Rostock blickt auf eine jahrhundertealte Geschichte zurück. Als der wichtigste Standort für den Schiffbau war die Stadt lange Dreh- und Angelpunkt der DDR. Heute konzentriert sich die Hafenstadt auf die Erhaltung des kulturellen Erbes, was nicht nur die Touristen nach Warnemünde und in die Museen zieht, sondern auch die lange Tradition als Universitätsstadt umfasst.

Maritime Idylle mit Jahrhunderten voller Abenteuer
Die einstmals einfache slawische Siedlung hat sich zu einem Juwel der Ostsee-Region entwickelt. Seit 1218 ist Rostock dank Fürst Heinrich Borwin I. als Stadt verzeichnet. Das brachte dem Ort einen wirtschaftlichen Aufschwung und sorgte für finanzielle Unabhängigkeit.

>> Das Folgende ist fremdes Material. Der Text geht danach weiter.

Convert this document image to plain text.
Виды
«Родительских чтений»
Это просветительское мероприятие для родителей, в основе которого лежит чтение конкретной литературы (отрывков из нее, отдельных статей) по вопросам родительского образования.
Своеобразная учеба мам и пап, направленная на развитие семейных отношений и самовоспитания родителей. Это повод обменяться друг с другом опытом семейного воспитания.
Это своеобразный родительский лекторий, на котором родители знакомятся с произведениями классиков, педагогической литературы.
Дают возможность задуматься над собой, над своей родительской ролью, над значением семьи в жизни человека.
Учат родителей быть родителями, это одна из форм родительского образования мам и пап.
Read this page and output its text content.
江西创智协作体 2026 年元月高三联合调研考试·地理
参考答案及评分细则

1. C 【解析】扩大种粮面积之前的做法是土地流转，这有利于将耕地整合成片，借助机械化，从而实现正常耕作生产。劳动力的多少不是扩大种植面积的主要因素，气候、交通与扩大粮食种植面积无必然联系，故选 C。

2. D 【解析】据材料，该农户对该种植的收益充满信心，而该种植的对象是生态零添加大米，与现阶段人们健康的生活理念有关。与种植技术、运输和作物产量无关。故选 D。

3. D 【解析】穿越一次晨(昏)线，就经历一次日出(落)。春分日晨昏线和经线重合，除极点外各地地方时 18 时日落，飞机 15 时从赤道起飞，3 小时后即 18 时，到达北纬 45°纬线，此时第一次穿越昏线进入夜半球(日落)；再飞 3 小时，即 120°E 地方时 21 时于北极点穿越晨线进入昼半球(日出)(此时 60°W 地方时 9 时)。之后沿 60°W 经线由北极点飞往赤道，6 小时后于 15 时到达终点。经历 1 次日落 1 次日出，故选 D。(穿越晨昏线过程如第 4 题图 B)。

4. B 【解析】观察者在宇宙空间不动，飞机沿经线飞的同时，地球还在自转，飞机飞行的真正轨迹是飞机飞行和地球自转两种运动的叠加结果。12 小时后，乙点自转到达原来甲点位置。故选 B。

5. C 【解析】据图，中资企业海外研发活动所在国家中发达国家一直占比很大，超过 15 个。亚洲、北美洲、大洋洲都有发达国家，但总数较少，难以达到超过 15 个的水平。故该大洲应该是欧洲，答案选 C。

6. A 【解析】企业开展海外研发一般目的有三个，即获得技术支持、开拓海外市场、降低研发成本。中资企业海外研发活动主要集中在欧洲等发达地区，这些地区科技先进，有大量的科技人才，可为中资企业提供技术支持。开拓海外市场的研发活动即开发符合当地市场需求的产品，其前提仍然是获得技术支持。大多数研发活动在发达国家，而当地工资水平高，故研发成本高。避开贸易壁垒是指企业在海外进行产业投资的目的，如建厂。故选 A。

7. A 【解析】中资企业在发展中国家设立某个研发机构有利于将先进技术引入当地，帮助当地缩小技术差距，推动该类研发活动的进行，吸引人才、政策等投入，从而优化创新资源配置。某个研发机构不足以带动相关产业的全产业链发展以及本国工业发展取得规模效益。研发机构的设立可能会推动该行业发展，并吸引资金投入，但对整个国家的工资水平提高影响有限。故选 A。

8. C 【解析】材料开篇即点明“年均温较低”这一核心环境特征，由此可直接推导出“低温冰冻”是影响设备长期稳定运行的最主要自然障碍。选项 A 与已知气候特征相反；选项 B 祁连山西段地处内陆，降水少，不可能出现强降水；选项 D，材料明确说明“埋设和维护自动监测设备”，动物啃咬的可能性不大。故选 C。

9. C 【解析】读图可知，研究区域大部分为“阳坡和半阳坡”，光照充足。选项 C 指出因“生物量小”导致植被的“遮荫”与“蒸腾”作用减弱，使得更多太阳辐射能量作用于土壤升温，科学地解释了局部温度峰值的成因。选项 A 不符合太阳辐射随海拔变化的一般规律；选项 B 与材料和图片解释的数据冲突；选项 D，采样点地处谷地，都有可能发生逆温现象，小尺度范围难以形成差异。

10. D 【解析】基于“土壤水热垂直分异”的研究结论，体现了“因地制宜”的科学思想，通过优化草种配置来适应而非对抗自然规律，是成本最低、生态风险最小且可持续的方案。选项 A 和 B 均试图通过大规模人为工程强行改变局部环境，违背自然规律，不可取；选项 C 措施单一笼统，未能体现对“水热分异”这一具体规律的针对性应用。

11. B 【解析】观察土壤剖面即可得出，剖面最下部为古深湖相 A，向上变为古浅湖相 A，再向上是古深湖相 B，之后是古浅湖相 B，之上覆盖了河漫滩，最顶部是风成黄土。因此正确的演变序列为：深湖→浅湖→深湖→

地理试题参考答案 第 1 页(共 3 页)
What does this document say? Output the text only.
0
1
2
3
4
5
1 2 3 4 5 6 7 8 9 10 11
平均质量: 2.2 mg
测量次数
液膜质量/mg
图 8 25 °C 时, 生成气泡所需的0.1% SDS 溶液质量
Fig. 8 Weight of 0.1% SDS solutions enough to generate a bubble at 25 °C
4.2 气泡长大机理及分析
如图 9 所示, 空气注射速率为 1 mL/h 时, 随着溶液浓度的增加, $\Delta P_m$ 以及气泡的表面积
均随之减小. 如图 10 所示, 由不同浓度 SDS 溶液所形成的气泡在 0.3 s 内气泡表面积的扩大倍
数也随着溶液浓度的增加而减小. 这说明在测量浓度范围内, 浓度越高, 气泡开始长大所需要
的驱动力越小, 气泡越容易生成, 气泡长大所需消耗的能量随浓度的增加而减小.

Von den Schutzwällen des 13. Jahrhunderts mit insgesamt 22 Toren sind heute noch vier Tore erhalten, die man bei einer Stadtwanderung erlaufen kann.
Mittendrin liegen B&B HOTELS, die Besuchern einen schnellen Zugang zu den Sehenswürdigkeiten der Stadt erlauben. Die Rostocker Heide, die Marienkirche oder das Kröpeliner Tor sollten bei einem Aufenthalt in Rostock besucht werden. Die Marienkirche ist ein wunderbares Zeugnis der norddeutschen Backsteingotik. Seit mehr als 500 Jahren ertönen hier die Glocken zur vollen Stunde. Das Kröpeliner Tor war einst Teil der Stadtmauer und ließ Kaufleute, Händler und Reisende ein, denn Rostock lag direkt an den wichtigen Handelsstraßen nach Lübeck oder Wismar.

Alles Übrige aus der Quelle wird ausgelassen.